Security on decentralised cryptocurrency exchanges is under the spotlight as a major non-fungible token (NFT) exchange was hit by an attack that saw the equivalent of $1.7m (£1.2m, €1.5m) stolen during the weekend.
Users of OpenSea, one of the crypto world’s largest NFT marketplaces, was hit by a phishing attack that resulted in NFTs being stolen from certain users of the exchange.
NFTs are unique, non-tradeable ownership receipts for digital assets that are tracked on a specific blockchain (such as ethereum [ETH]) to prove authenticity. They can take the form of a static image, video clip or an animated 3D image.
OpenSea investigated the attack, which it found to be a phishing attack that originated from outside the marketplace.
OpenSea CEO and co-founder Devin Finzer confirmed on Twitter that the attack was not connected to the OpenSea website itself, but involved targeted emails to OpenSea users.
“As far as we can tell, this is a phishing attack.

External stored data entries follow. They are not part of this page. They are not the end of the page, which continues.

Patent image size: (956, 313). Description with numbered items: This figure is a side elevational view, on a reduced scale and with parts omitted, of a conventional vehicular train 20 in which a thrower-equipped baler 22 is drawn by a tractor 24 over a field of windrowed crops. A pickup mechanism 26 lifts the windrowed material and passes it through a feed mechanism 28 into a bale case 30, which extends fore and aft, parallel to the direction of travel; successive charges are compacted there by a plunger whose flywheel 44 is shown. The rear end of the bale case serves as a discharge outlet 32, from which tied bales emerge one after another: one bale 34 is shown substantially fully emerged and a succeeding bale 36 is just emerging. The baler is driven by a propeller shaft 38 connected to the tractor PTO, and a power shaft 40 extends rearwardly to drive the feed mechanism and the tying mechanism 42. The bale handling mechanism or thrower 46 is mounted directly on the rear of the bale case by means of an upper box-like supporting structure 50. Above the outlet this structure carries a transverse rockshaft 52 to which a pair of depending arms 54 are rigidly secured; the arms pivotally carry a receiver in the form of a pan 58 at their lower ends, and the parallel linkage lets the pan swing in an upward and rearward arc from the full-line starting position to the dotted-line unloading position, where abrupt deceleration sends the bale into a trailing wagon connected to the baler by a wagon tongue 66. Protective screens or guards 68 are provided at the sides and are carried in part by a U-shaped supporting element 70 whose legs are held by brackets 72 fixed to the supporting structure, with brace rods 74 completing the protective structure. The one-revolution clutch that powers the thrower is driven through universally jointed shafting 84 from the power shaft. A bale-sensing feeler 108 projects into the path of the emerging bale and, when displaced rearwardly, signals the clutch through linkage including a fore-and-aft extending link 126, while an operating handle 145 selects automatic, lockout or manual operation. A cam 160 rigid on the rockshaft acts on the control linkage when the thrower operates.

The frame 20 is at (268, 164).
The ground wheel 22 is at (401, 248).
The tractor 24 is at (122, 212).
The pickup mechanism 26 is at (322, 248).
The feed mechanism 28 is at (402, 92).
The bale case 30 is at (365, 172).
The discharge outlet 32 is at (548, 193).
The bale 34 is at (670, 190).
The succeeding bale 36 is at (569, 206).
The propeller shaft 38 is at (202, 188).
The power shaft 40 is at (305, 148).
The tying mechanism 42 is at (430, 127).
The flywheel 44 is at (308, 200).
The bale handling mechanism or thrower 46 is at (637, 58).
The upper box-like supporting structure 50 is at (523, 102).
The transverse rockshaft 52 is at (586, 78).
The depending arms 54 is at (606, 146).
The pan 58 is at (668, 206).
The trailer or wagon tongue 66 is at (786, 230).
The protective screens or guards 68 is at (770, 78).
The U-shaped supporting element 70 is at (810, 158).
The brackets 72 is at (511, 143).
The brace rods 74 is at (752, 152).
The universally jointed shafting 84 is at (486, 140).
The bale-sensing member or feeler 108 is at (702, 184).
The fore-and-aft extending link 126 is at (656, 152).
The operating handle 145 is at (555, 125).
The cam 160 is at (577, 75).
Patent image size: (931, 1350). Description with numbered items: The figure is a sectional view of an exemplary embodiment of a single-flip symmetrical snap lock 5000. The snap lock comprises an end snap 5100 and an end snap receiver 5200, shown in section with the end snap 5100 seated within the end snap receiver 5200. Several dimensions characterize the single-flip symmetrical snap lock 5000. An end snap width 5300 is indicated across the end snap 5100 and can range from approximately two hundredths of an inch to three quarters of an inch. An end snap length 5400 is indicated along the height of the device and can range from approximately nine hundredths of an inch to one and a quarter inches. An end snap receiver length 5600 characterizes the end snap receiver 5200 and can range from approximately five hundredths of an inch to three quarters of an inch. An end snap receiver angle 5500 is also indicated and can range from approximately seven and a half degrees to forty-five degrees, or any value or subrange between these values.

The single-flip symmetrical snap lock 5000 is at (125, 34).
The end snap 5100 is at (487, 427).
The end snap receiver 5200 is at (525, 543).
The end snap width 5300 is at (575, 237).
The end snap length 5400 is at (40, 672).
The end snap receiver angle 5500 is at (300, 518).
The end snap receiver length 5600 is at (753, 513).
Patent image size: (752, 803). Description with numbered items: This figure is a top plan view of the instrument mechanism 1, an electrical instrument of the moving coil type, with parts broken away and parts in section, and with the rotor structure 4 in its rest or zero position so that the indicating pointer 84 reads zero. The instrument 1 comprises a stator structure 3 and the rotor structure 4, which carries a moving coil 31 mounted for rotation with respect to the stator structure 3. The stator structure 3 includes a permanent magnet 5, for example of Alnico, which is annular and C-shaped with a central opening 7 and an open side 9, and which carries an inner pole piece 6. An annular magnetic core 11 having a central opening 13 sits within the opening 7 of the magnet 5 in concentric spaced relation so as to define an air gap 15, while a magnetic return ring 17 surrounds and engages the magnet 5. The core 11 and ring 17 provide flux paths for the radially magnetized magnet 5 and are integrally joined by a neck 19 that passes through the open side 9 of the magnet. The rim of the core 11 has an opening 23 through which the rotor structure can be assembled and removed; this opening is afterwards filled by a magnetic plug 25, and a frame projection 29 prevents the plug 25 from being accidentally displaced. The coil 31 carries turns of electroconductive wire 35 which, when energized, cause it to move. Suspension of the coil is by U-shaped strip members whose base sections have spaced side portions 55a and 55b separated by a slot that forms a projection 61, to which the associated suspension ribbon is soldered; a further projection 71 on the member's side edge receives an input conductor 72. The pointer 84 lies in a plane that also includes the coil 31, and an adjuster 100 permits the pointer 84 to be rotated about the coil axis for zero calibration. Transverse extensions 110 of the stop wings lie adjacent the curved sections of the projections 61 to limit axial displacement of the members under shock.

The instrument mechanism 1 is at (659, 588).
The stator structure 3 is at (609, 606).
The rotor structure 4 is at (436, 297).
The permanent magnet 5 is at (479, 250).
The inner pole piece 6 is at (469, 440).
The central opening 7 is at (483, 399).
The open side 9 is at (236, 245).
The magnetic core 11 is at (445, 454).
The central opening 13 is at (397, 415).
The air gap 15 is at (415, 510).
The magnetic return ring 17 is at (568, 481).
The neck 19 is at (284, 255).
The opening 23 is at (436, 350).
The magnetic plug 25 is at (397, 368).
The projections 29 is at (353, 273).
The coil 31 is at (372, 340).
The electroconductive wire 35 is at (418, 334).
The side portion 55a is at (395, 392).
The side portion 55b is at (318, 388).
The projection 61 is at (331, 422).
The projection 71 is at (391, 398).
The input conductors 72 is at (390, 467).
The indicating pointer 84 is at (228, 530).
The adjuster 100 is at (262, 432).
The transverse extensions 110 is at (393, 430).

We don’t believe it’s connected to the OpenSea website,” Finzer said on Twitter.
In a subsequent Tweet, OpenSea had narrowed down the impacted user accounts to 17 from 32.
Phishing is a form of online fraud where criminals pretend to be a trusted party (such as a bank or senior company executive) and ask a targeted individual for passwords or other key information online.
With more money flowing into digital assets such as cryptocurrencies and NFTs, interest from unfriendly elements and criminal entities has risen.
Also, there are few protections in place for investors as financial regulators have yet to extend their powers into the cryptocurrency space.
“As the total value locked in [decentralised finance] climbs to ever-greater all-time highs – $256bn at last peak – so too does the risk of exploitation,” Chainalysis said.
What is your sentiment on ETH/USD?
Seven of the 10 largest crypto thefts last year, representing a haul estimated at over $1bn, were carried out on crypto exchanges, Chainalysis found.
“If there’s one takeaway from the meteoric rise of thefts from [decentralised finance] platforms, it’s the need for smart-contract security and price-oracle accuracy. Code audits, decentralised oracle providers and an altogether more rigorous approach to platform security could be the ideal means to that end,” the data firm said.
OpenSea chief trade officer Nadav Hollander explained the recent hack in detail on Twitter.
Hollander said: “All of the malicious orders contain valid signatures from the affected users, indicating that they did sign an order somewhere, at some point in time. However, none of these orders were broadcasted to OpenSea at the time of signing.”
It appears OpenSea users received emails that looked like genuine OpenSea Community Updates inviting customers to migrate their ethereum (ETH) listings to a new smart contract, an automated blockchain programme that runs when pre-defined conditions are met.
As OpenSea introduced its own legitimate smart contract one day prior to the attack, the phishing email may have taken advantage of this change.
OpenSea could not be reached for comment directly as it does not employ a media team and has no direct email contact address to send press enquiries.